"We run our buses to schools in Palmerston North, the airport and around town over there, but we run on the bones of our arse and to lose a few more passengers to this new service will make ours uneconomical.
"I don't want someone else putting on another service, cheaper than what I can provide.
"If the Horizons trial is unsuccessful, I reckon they'll stop their bus and we will have gone too and there will be no service at all."
Currently a Roses Coachlines bus leaves Dannevirke at 7.20am every school morning, arriving in Woodville at 7.45am and then on to Palmerston North. A second bus departs from Pahiatua at 7.30am to Palmerston North.
"If people wanted to use a bus they would be using it now," Mr Rose said.
"For most it's just a last resort. John Barrow (Horizons councillor) and the regional council could have come to us and asked 'how can we make it happen'? I know from experience you can't run a bus service like they're proposing with just 10 people on board without the regional council propping it up. That money, which is probably ratepayer-funded, would be better spent elsewhere." Suresh Patel, chairman of the Dannevirke Chamber of Commerce, said he too has concerns about Mr Rose being squeezed out by a subsidised service.

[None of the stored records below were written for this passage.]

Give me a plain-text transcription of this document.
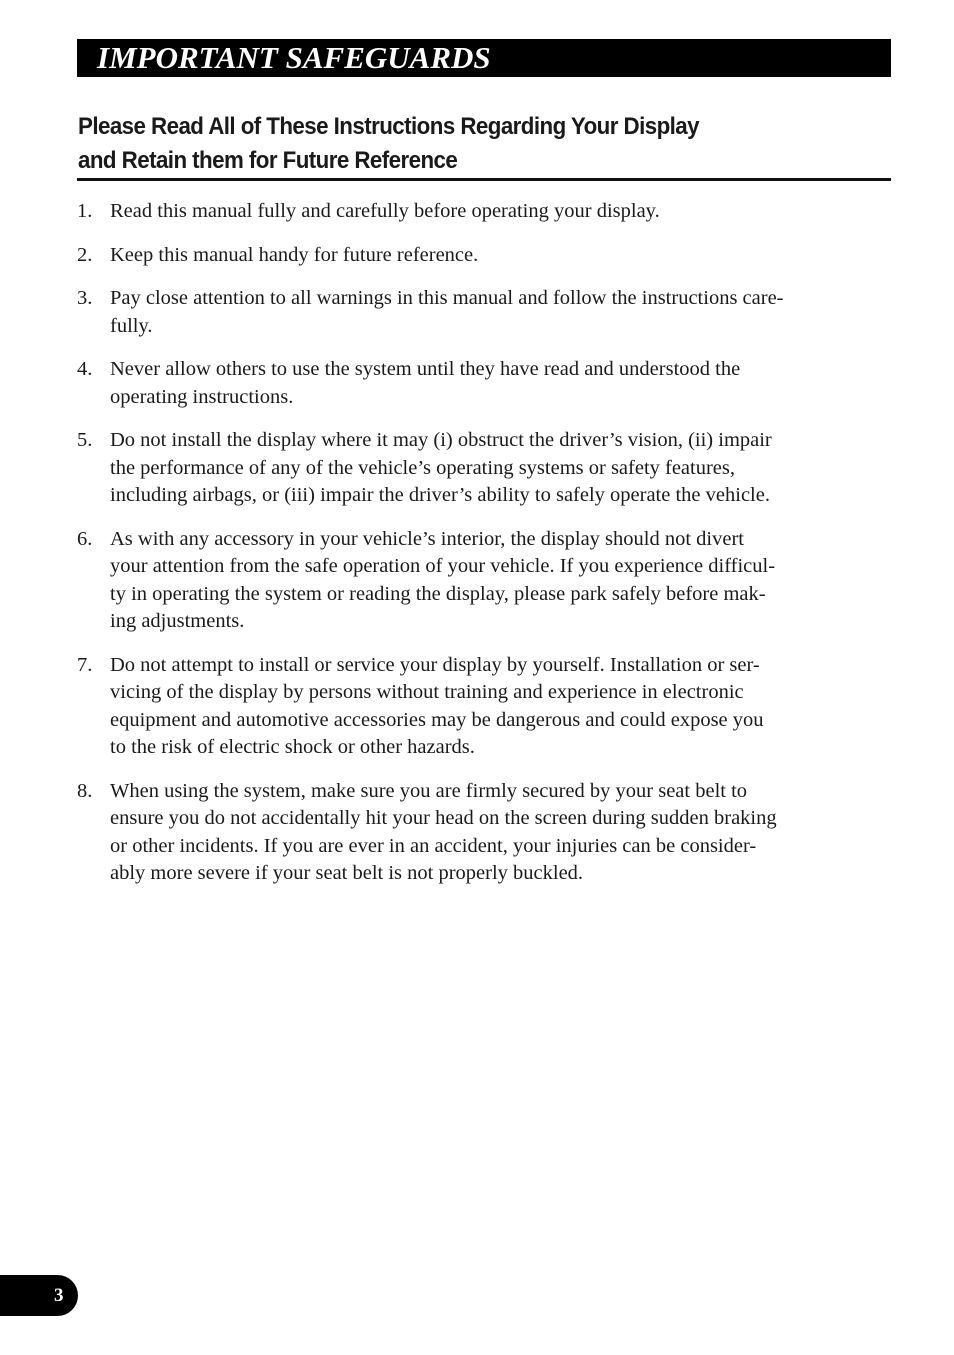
IMPORTANT SAFEGUARDS
Please Read All of These Instructions Regarding Your Display
and Retain them for Future Reference
1. Read this manual fully and carefully before operating your display.
2. Keep this manual handy for future reference.
3. Pay close attention to all warnings in this manual and follow the instructions care-
fully.
4. Never allow others to use the system until they have read and understood the
operating instructions.
5. Do not install the display where it may (i) obstruct the driver’s vision, (ii) impair
the performance of any of the vehicle’s operating systems or safety features,
including airbags, or (iii) impair the driver’s ability to safely operate the vehicle.
6. As with any accessory in your vehicle’s interior, the display should not divert
your attention from the safe operation of your vehicle. If you experience difficul-
ty in operating the system or reading the display, please park safely before mak-
ing adjustments.
7. Do not attempt to install or service your display by yourself. Installation or ser-
vicing of the display by persons without training and experience in electronic
equipment and automotive accessories may be dangerous and could expose you
to the risk of electric shock or other hazards.
8. When using the system, make sure you are firmly secured by your seat belt to
ensure you do not accidentally hit your head on the screen during sudden braking
or other incidents. If you are ever in an accident, your injuries can be consider-
ably more severe if your seat belt is not properly buckled.
3
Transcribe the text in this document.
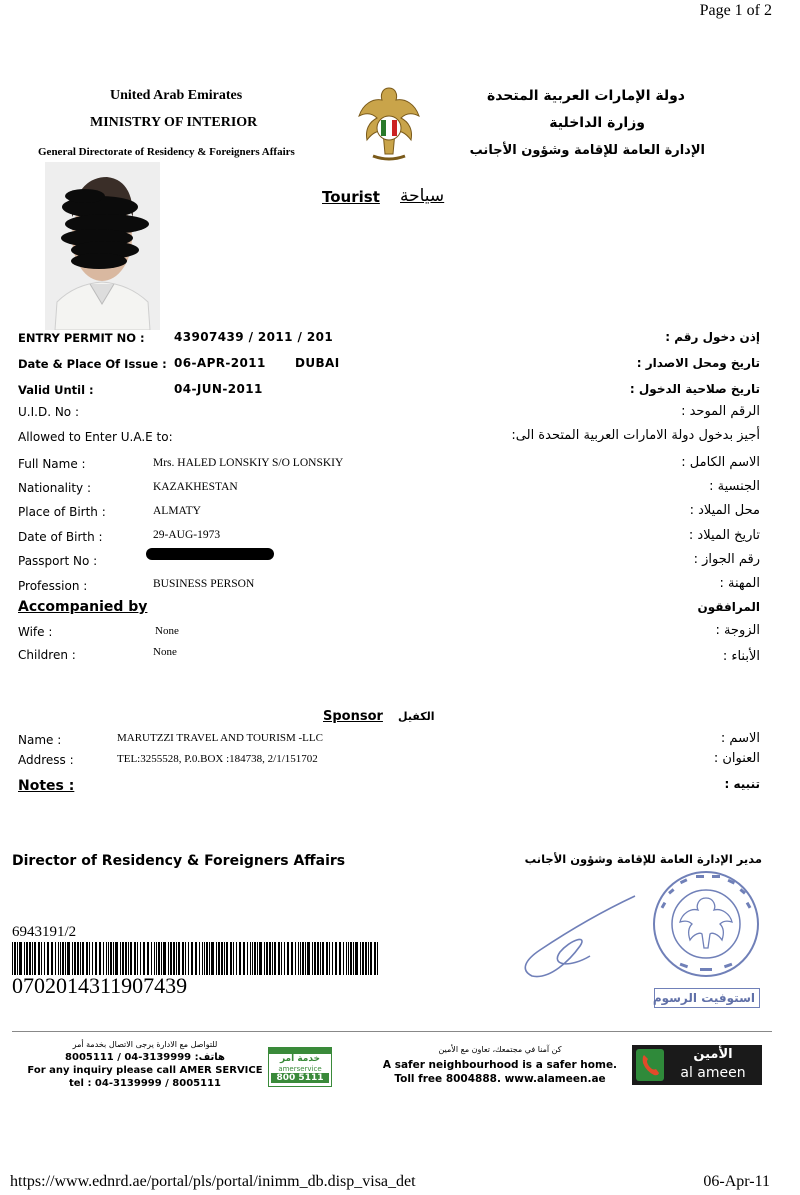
Page 1 of 2
United Arab Emirates
MINISTRY OF INTERIOR
General Directorate of Residency & Foreigners Affairs
دولة الإمارات العربية المتحدة
وزارة الداخلية
الإدارة العامة للإقامة وشؤون الأجانب
Tourist سياحة
ENTRY PERMIT NO : 43907439 / 2011 / 201	إذن دخول رقم :
Date & Place Of Issue : 06-APR-2011 DUBAI	تاريخ ومحل الاصدار :
Valid Until :	04-JUN-2011	تاريخ صلاحية الدخول :
U.I.D. No :	الرقم الموحد :
Allowed to Enter U.A.E to:	أجيز بدخول دولة الامارات العربية المتحدة الى:
Full Name :	Mrs. HALED LONSKIY S/O LONSKIY	الاسم الكامل :
Nationality :	KAZAKHESTAN	الجنسية :
Place of Birth :	ALMATY	محل الميلاد :
Date of Birth :	29-AUG-1973	تاريخ الميلاد :
Passport No :	رقم الجواز :
Profession :	BUSINESS PERSON	المهنة :
Accompanied by	المرافقون
Wife :	None	الزوجة :
Children :	None	الأبناء :
Sponsor الكفيل
Name :	MARUTZZI TRAVEL AND TOURISM -LLC	الاسم :
Address :	TEL:3255528, P.0.BOX :184738, 2/1/151702	العنوان :
Notes :	تنبيه :
Director of Residency & Foreigners Affairs	مدير الإدارة العامة للإقامة وشؤون الأجانب
6943191/2
0702014311907439	استوفيت الرسوم
للتواصل مع الادارة يرجى الاتصال بخدمة أمر
8005111 / 04-3139999 :هاتف
For any inquiry please call AMER SERVICE
tel : 04-3139999 / 8005111
خدمة أمر
amerservice
800 5111
كن آمنا في مجتمعك، تعاون مع الأمين
A safer neighbourhood is a safer home.
Toll free 8004888. www.alameen.ae
الأمين
al ameen
https://www.ednrd.ae/portal/pls/portal/inimm_db.disp_visa_det	06-Apr-11
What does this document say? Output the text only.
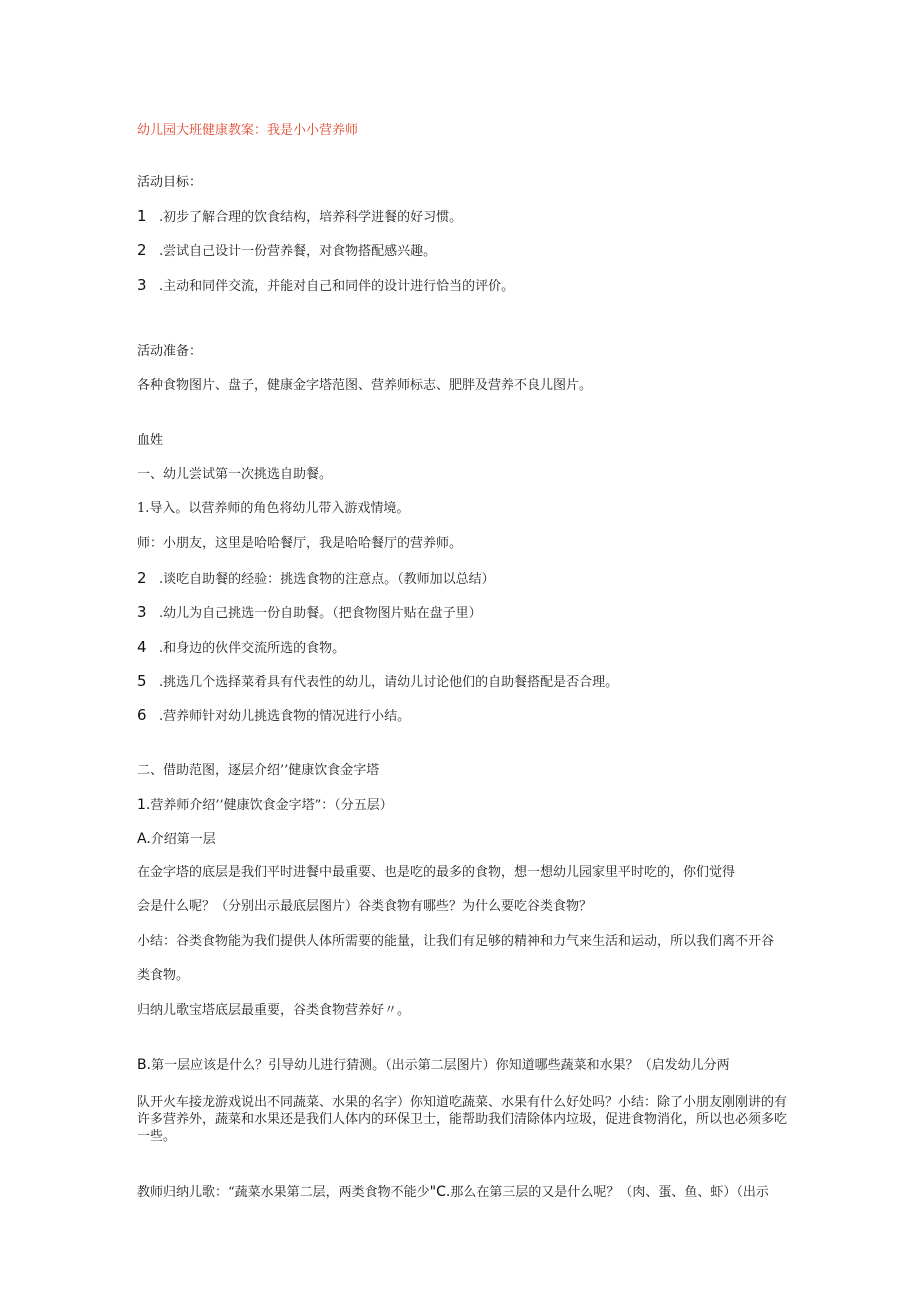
幼儿园大班健康教案：我是小小营养师
活动目标：
1 .初步了解合理的饮食结构，培养科学进餐的好习惯。
2 .尝试自己设计一份营养餐，对食物搭配感兴趣。
3 .主动和同伴交流，并能对自己和同伴的设计进行恰当的评价。
活动准备：
各种食物图片、盘子，健康金字塔范图、营养师标志、肥胖及营养不良儿图片。
血姓
一、幼儿尝试第一次挑选自助餐。
1.导入。以营养师的角色将幼儿带入游戏情境。
师：小朋友，这里是哈哈餐厅，我是哈哈餐厅的营养师。
2 .谈吃自助餐的经验：挑选食物的注意点。（教师加以总结）
3 .幼儿为自己挑选一份自助餐。（把食物图片贴在盘子里）
4 .和身边的伙伴交流所选的食物。
5 .挑选几个选择菜肴具有代表性的幼儿，请幼儿讨论他们的自助餐搭配是否合理。
6 .营养师针对幼儿挑选食物的情况进行小结。
二、借助范图，逐层介绍’’健康饮食金字塔
1.营养师介绍’’健康饮食金字塔”：（分五层）
A.介绍第一层
在金字塔的底层是我们平时进餐中最重要、也是吃的最多的食物，想一想幼儿园家里平时吃的，你们觉得
会是什么呢？（分别出示最底层图片）谷类食物有哪些？为什么要吃谷类食物？
小结：谷类食物能为我们提供人体所需要的能量，让我们有足够的精神和力气来生活和运动，所以我们离不开谷
类食物。
归纳儿歌宝塔底层最重要，谷类食物营养好〃。
B.第一层应该是什么？引导幼儿进行猜测。（出示第二层图片）你知道哪些蔬菜和水果？（启发幼儿分两
队开火车接龙游戏说出不同蔬菜、水果的名字）你知道吃蔬菜、水果有什么好处吗？小结：除了小朋友刚刚讲的有许多营养外，蔬菜和水果还是我们人体内的环保卫士，能帮助我们清除体内垃圾，促进食物消化，所以也必须多吃一些。
教师归纳儿歌：“蔬菜水果第二层，两类食物不能少"C.那么在第三层的又是什么呢？（肉、蛋、鱼、虾）（出示
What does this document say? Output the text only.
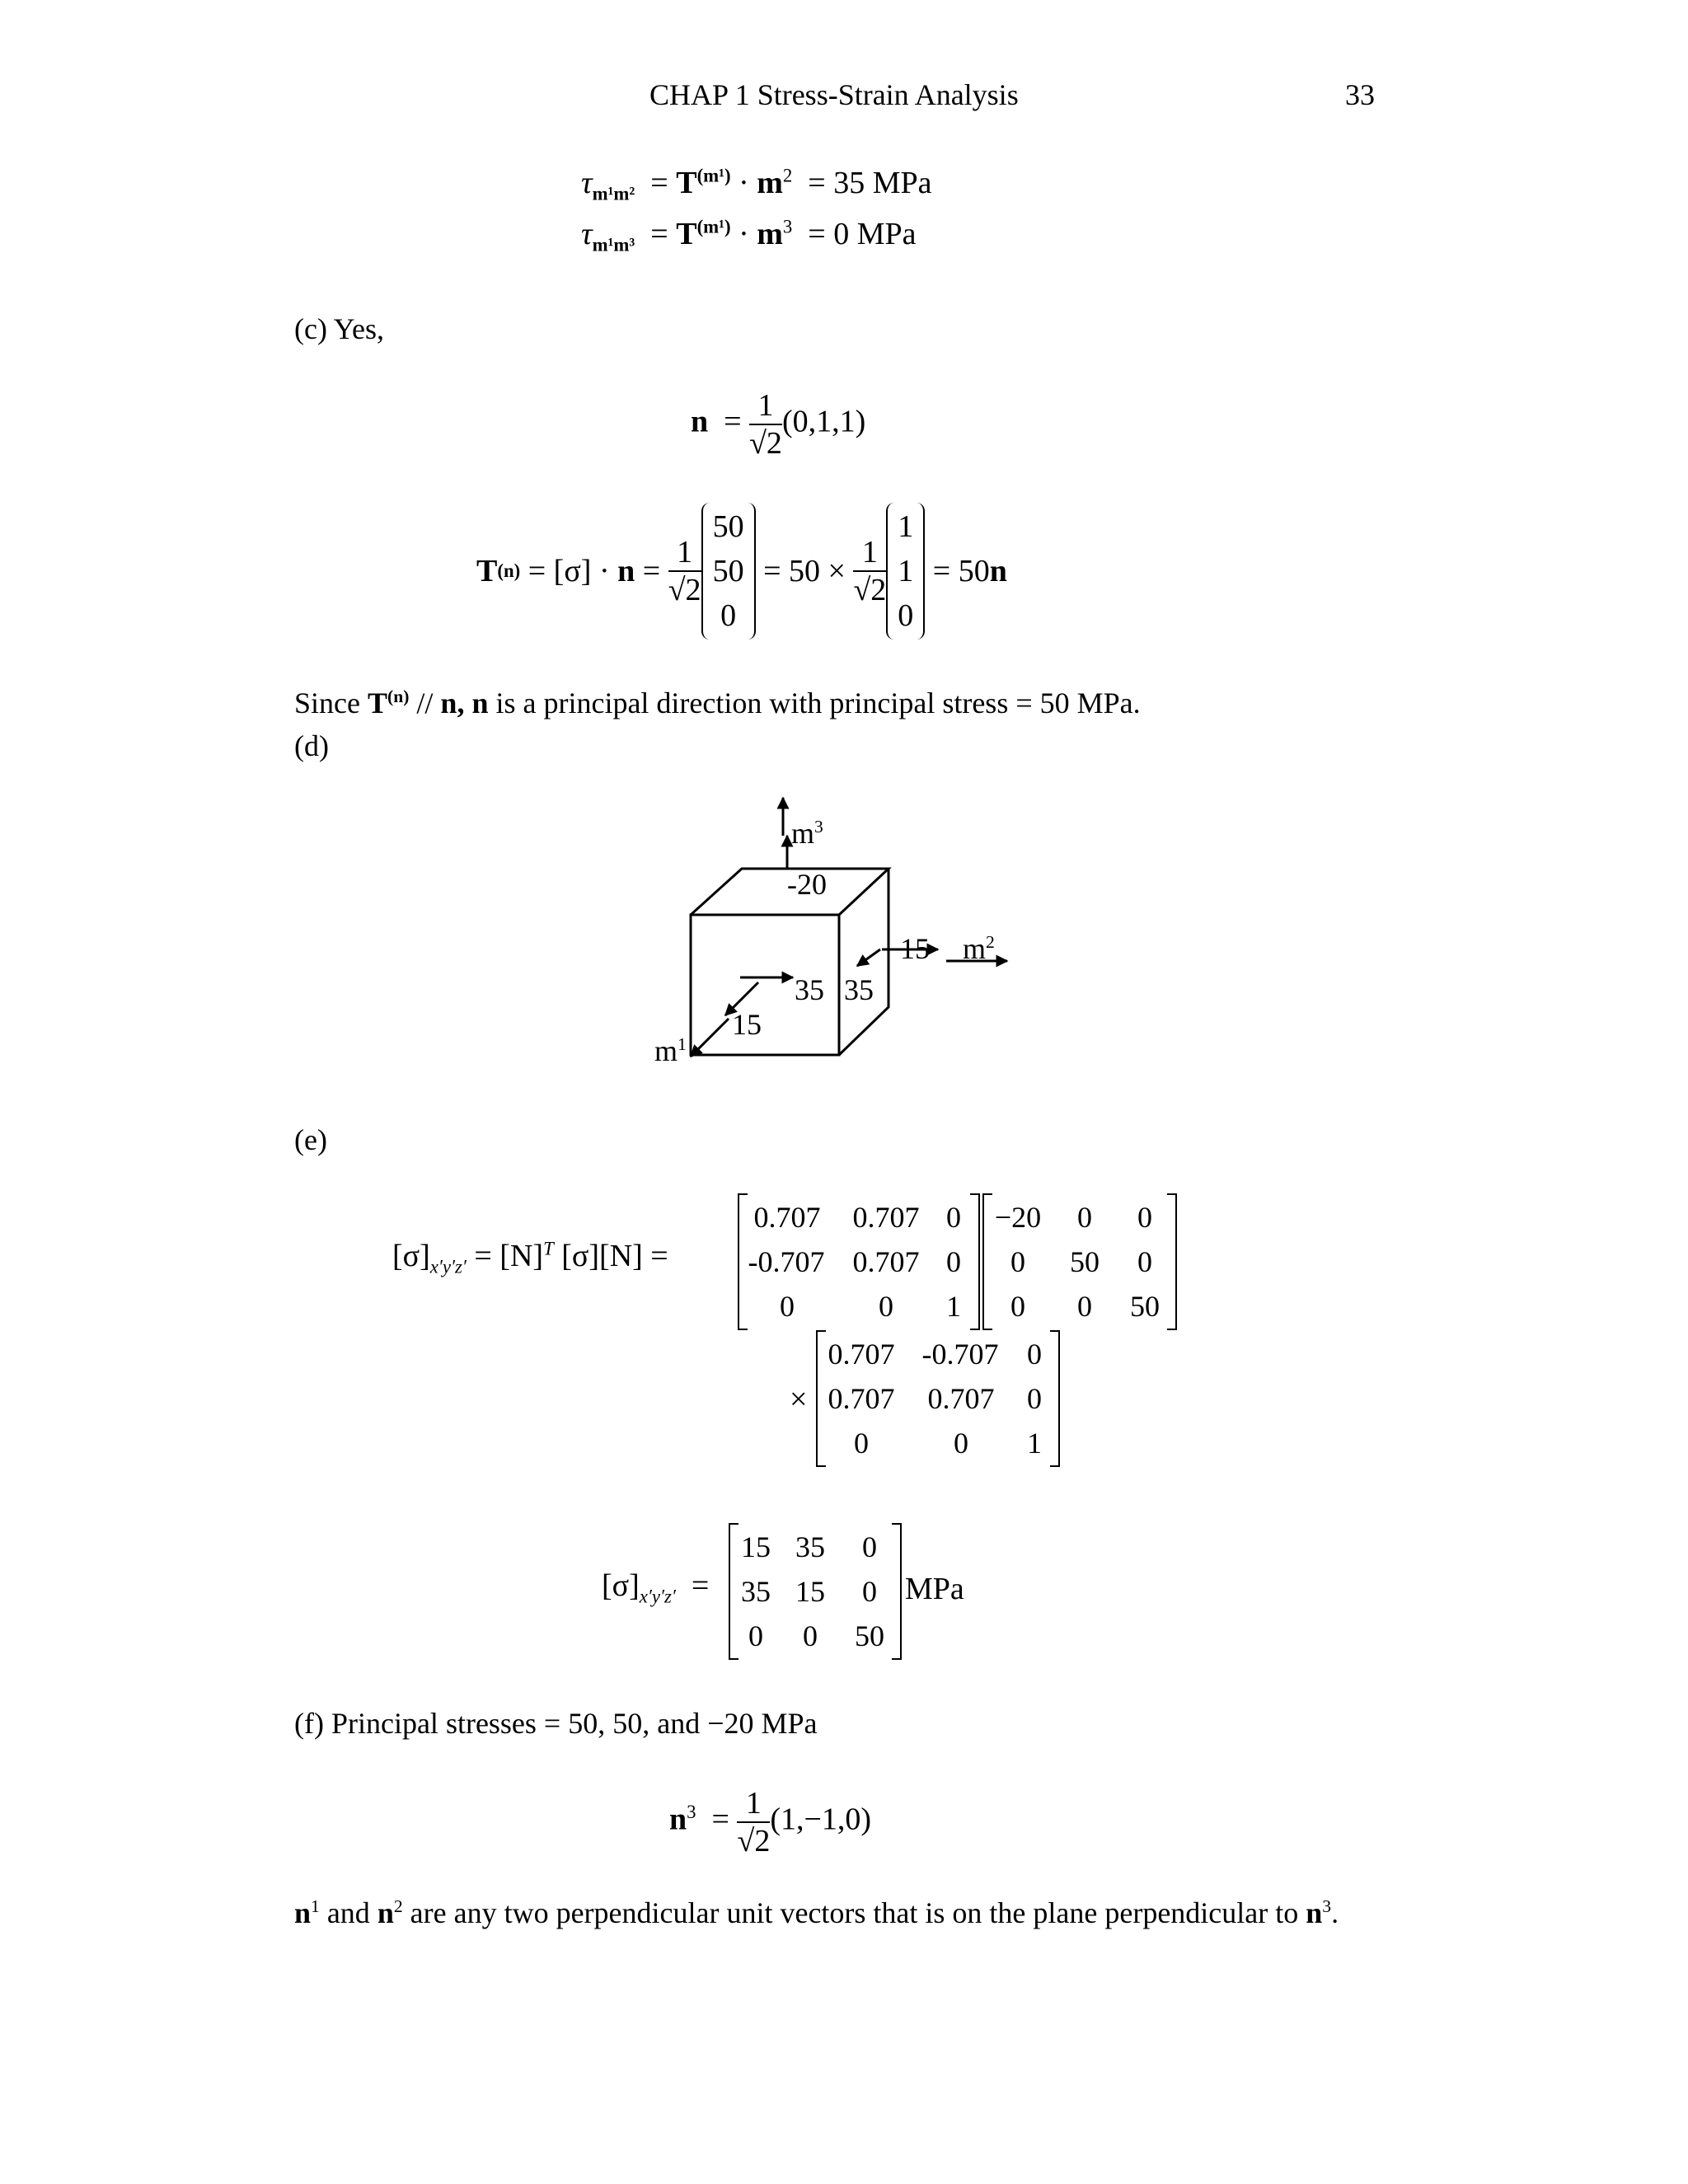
CHAP 1 Stress-Strain Analysis	33
$\tau_{m^1m^2} = T^{(m^1)} \cdot m^2 = 35$ MPa
$\tau_{m^1m^3} = T^{(m^1)} \cdot m^3 = 0$ MPa
(c) Yes,
$n = \frac{1}{√2} (0,1,1)$
T (n)
=
[σ]
·
n
=
$\frac{1}{√2}$
50
50
0

=
50 ×
$\frac{1}{√2}$
1
1
0

=
50 n
Since $T^{(n)}$ // n, n is a principal direction with principal stress = 50 MPa.
(d)
$m^3$
-20
15 $m^2$
35 35
15
$m^1$
(e)
$[\sigma]_{x'y'z'} = [N]^T$ [σ][N] =
0.707 0.707 0
-0.707 0.707 0
0	0	1
−20	0	0
0	50	0
0	0	50
×
0.707 -0.707 0
0.707 0.707 0
0	0	1
$[\sigma]_{x'y'z'}$ =
15 35	0
35 15	0
0	0	50
MPa
(f) Principal stresses = 50, 50, and −20 MPa
$n^3 = \frac{1}{√2} (1,-1,0)$
$n^1$ and $n^2$ are any two perpendicular unit vectors that is on the plane perpendicular to $n^3$.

"It's a fantastic service Derek runs and it's a pity people don't support it. Local people are the first to speak up if a local business disappears, but if they don't patronise it, what can they expect." Horizons' Wayne Wallace has told the Dannevirke News some of the money for the proposed new service will come from an New Zealand Transport Agency subsidy and the survey to residents asks what they believe is a reasonable one-way fare - $6, $7, $8, $9 or $10.
The survey, which has to be returned to Horizons by December 11, also lists Roses Coachlines, Naked Bus and InterCity as passenger services already available, with the St John Health Shuttle for medical appointments.